Mi primera profesora de lengua española, Giusy, es la que me dejó huellas de su pasión por ese idioma y su cultura. Ella solía organizar sus clases dejándonos actuar obras teatrales, creando y grabando programas de televisión y de radio, y fue ella la que nos permitió participar en un intercambio cultural. Cuando, durante el intercambio, me encontré altercando con un colega español, en lugar de castigos o desaprobaciones, mi profesora se felicitó conmigo porque había conseguido discutir en otra lengua.
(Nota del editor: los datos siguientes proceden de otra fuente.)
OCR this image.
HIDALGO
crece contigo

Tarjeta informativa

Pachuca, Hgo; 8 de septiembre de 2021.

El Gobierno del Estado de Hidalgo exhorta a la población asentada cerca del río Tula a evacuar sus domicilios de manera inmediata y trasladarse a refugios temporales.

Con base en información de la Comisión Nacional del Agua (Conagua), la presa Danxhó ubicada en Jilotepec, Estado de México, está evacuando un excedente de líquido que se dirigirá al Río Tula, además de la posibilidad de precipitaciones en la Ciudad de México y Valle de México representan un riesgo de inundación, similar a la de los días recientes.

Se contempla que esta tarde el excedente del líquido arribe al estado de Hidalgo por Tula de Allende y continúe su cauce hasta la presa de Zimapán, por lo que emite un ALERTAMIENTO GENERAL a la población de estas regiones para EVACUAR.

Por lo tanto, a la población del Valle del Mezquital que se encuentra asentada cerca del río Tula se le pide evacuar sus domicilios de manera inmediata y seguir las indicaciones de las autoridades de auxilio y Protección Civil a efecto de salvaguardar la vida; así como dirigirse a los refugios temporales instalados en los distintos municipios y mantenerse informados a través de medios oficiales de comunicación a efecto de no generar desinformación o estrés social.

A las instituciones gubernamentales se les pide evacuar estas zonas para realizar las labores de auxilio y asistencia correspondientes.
No tengo recuerdos relacionados con notas o examenes, con ansiedad, injusticias o falta de comprensión; cuando llegaba el momento de los deberes o de las pruebas, ya sabía que era un antiguo sistema escolar que los solicitaba y no mi profesora de español. Pero también recuerdo las críticas que, no obstante esas peculiaridades, y quizás por causa de ellas, Giusy recibía por parte de algunos otros docentes y por alumnos compañeros míos. De todos modos, todo el mundo, en mi clase, alcanzó buenas notas, sin darse cuenta de haber ido aprendiendo un idioma extranjero a través de dinámicas de enseñanza diferentes.
En cambio, mi primera profesora de inglés pasaba sus lecciones leyendo, leyendo, leyendo, repartiendo textos a sus alumnos que había que leer, leer y leer, porque para ella la pronunciación correcta representaba todo en el aprendizaje de una lengua extranjera. El resultado sin duda fue una óptima pronunciación de las palabras inglesas, pero falta de contenidos gramaticales, culturales, funcionales y comunicativos.
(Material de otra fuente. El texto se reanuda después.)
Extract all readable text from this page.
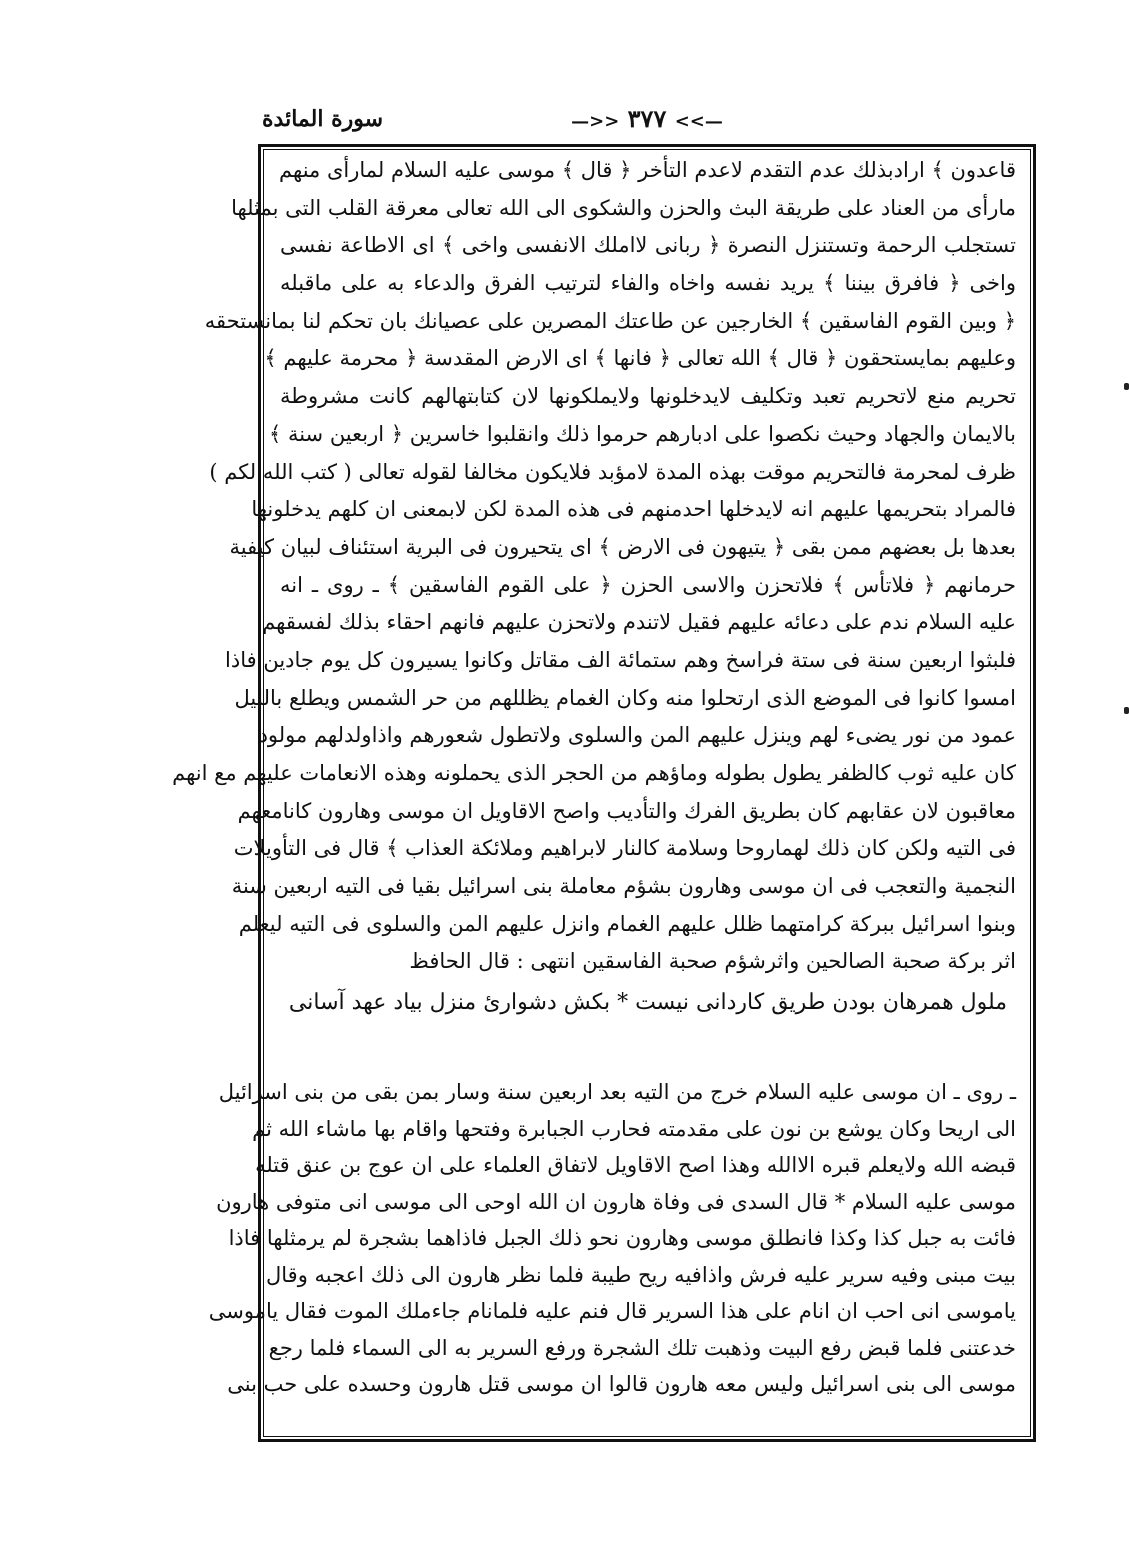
سورة المائدة	—>> ٣٧٧ <<—
قاعدون ﴾ ارادبذلك عدم التقدم لاعدم التأخر ﴿ قال ﴾ موسى عليه السلام لمارأى منهم
مارأى من العناد على طريقة البث والحزن والشكوى الى الله تعالى معرقة القلب التى بمثلها
تستجلب الرحمة وتستنزل النصرة ﴿ ربانى لااملك الانفسى واخى ﴾ اى الاطاعة نفسى
واخى ﴿ فافرق بيننا ﴾ يريد نفسه واخاه والفاء لترتيب الفرق والدعاء به على ماقبله
﴿ وبين القوم الفاسقين ﴾ الخارجين عن طاعتك المصرين على عصيانك بان تحكم لنا بمانستحقه
وعليهم بمايستحقون ﴿ قال ﴾ الله تعالى ﴿ فانها ﴾ اى الارض المقدسة ﴿ محرمة عليهم ﴾
تحريم منع لاتحريم تعبد وتكليف لايدخلونها ولايملكونها لان كتابتهالهم كانت مشروطة
بالايمان والجهاد وحيث نكصوا على ادبارهم حرموا ذلك وانقلبوا خاسرين ﴿ اربعين سنة ﴾
ظرف لمحرمة فالتحريم موقت بهذه المدة لامؤبد فلايكون مخالفا لقوله تعالى ( كتب الله لكم )
فالمراد بتحريمها عليهم انه لايدخلها احدمنهم فى هذه المدة لكن لابمعنى ان كلهم يدخلونها
بعدها بل بعضهم ممن بقى ﴿ يتيهون فى الارض ﴾ اى يتحيرون فى البرية استئناف لبيان كيفية
حرمانهم ﴿ فلاتأس ﴾ فلاتحزن والاسى الحزن ﴿ على القوم الفاسقين ﴾ ـ روى ـ انه
عليه السلام ندم على دعائه عليهم فقيل لاتندم ولاتحزن عليهم فانهم احقاء بذلك لفسقهم
فلبثوا اربعين سنة فى ستة فراسخ وهم ستمائة الف مقاتل وكانوا يسيرون كل يوم جادين فاذا
امسوا كانوا فى الموضع الذى ارتحلوا منه وكان الغمام يظللهم من حر الشمس ويطلع بالليل
عمود من نور يضىء لهم وينزل عليهم المن والسلوى ولاتطول شعورهم واذاولدلهم مولود
كان عليه ثوب كالظفر يطول بطوله وماؤهم من الحجر الذى يحملونه وهذه الانعامات عليهم مع انهم
معاقبون لان عقابهم كان بطريق الفرك والتأديب واصح الاقاويل ان موسى وهارون كانامعهم
فى التيه ولكن كان ذلك لهماروحا وسلامة كالنار لابراهيم وملائكة العذاب ﴾ قال فى التأويلات
النجمية والتعجب فى ان موسى وهارون بشؤم معاملة بنى اسرائيل بقيا فى التيه اربعين سنة
وبنوا اسرائيل ببركة كرامتهما ظلل عليهم الغمام وانزل عليهم المن والسلوى فى التيه ليعلم
اثر بركة صحبة الصالحين واثرشؤم صحبة الفاسقين انتهى : قال الحافظ
ملول همرهان بودن طريق كاردانى نيست * بكش دشوارئ منزل بياد عهد آسانى
ـ روى ـ ان موسى عليه السلام خرج من التيه بعد اربعين سنة وسار بمن بقى من بنى اسرائيل
الى اريحا وكان يوشع بن نون على مقدمته فحارب الجبابرة وفتحها واقام بها ماشاء الله ثم
قبضه الله ولايعلم قبره الاالله وهذا اصح الاقاويل لاتفاق العلماء على ان عوج بن عنق قتله
موسى عليه السلام * قال السدى فى وفاة هارون ان الله اوحى الى موسى انى متوفى هارون
فائت به جبل كذا وكذا فانطلق موسى وهارون نحو ذلك الجبل فاذاهما بشجرة لم يرمثلها فاذا
بيت مبنى وفيه سرير عليه فرش واذافيه ريح طيبة فلما نظر هارون الى ذلك اعجبه وقال
ياموسى انى احب ان انام على هذا السرير قال فنم عليه فلمانام جاءملك الموت فقال ياموسى
خدعتنى فلما قبض رفع البيت وذهبت تلك الشجرة ورفع السرير به الى السماء فلما رجع
موسى الى بنى اسرائيل وليس معه هارون قالوا ان موسى قتل هارون وحسده على حب بنى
Para proveer a esas faltas, llegó otra docente en la que todos confiábamos por ser lengua nativa inglesa. Mismo resultado: se trató de otra “repartidora de fotocopias” que nunca aprendió los nombres de sus alumnos. Durante esa repartición, de vez en cuando yo desaparecía debajo de mi escritorio, dejando mis gafas a mi gemela, que entonces estaba en mi misma clase, y ella, la profe, nunca se percató que en clase faltaba una alumna.
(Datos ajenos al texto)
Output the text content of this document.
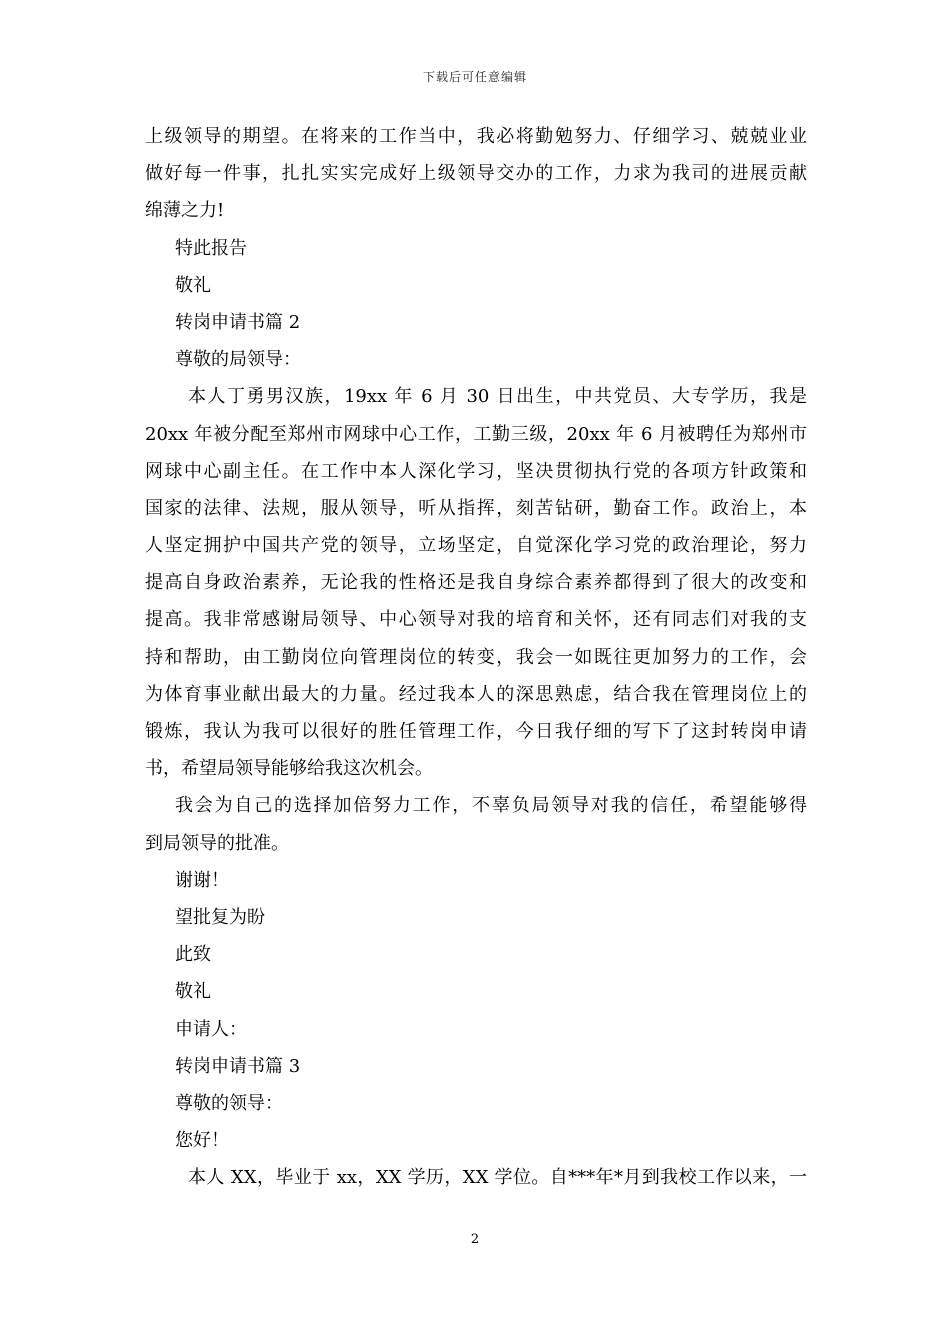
下载后可任意编辑
上级领导的期望。在将来的工作当中，我必将勤勉努力、仔细学习、兢兢业业
做好每一件事，扎扎实实完成好上级领导交办的工作，力求为我司的进展贡献
绵薄之力!
特此报告
敬礼
转岗申请书篇 2
尊敬的局领导：
本人丁勇男汉族，19xx 年 6 月 30 日出生，中共党员、大专学历，我是
20xx 年被分配至郑州市网球中心工作，工勤三级，20xx 年 6 月被聘任为郑州市
网球中心副主任。在工作中本人深化学习，坚决贯彻执行党的各项方针政策和
国家的法律、法规，服从领导，听从指挥，刻苦钻研，勤奋工作。政治上，本
人坚定拥护中国共产党的领导，立场坚定，自觉深化学习党的政治理论，努力
提高自身政治素养，无论我的性格还是我自身综合素养都得到了很大的改变和
提高。我非常感谢局领导、中心领导对我的培育和关怀，还有同志们对我的支
持和帮助，由工勤岗位向管理岗位的转变，我会一如既往更加努力的工作，会
为体育事业献出最大的力量。经过我本人的深思熟虑，结合我在管理岗位上的
锻炼，我认为我可以很好的胜任管理工作，今日我仔细的写下了这封转岗申请
书，希望局领导能够给我这次机会。
我会为自己的选择加倍努力工作，不辜负局领导对我的信任，希望能够得
到局领导的批准。
谢谢！
望批复为盼
此致
敬礼
申请人：
转岗申请书篇 3
尊敬的领导：
您好！
本人 XX，毕业于 xx，XX 学历，XX 学位。自***年*月到我校工作以来，一
2
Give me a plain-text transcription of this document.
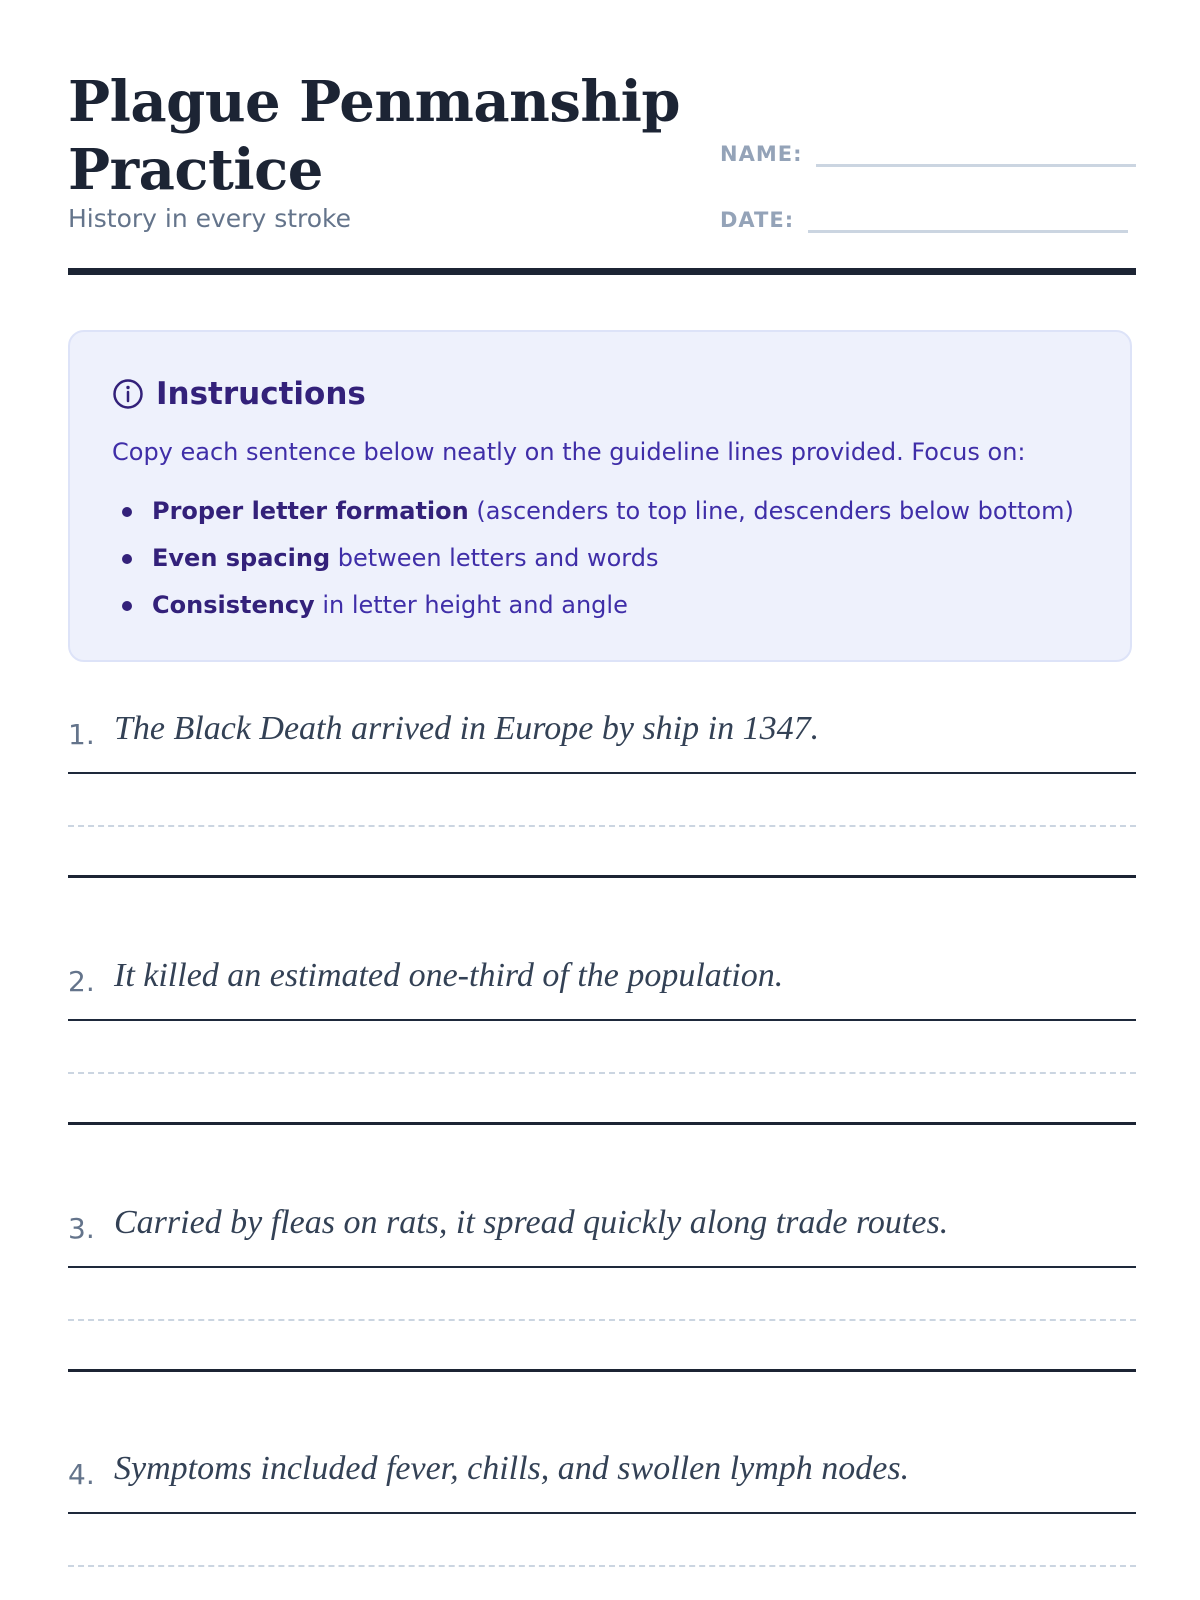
Plague Penmanship Practice
History in every stroke
NAME:
DATE:
Instructions
Copy each sentence below neatly on the guideline lines provided. Focus on:
Proper letter formation (ascenders to top line, descenders below bottom)
Even spacing between letters and words
Consistency in letter height and angle
1. The Black Death arrived in Europe by ship in 1347.
2. It killed an estimated one-third of the population.
3. Carried by fleas on rats, it spread quickly along trade routes.
4. Symptoms included fever, chills, and swollen lymph nodes.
Al fin, ¡llegaron los adjetivos! Un buen profesor tendría que ser: empático, justo, egualitario, creativo en el sentido de ser capaz de crear lecciones cautivantes, pero también en el sentido de que estimule la capacidad de creación de los estudiantes. Flexible, cuando algo no funciona bien durante la clase y por eso atento; generoso, curioso y creo que es quien influye de manera constructiva en la autoestima y en la autoevaluación de sus alumnos.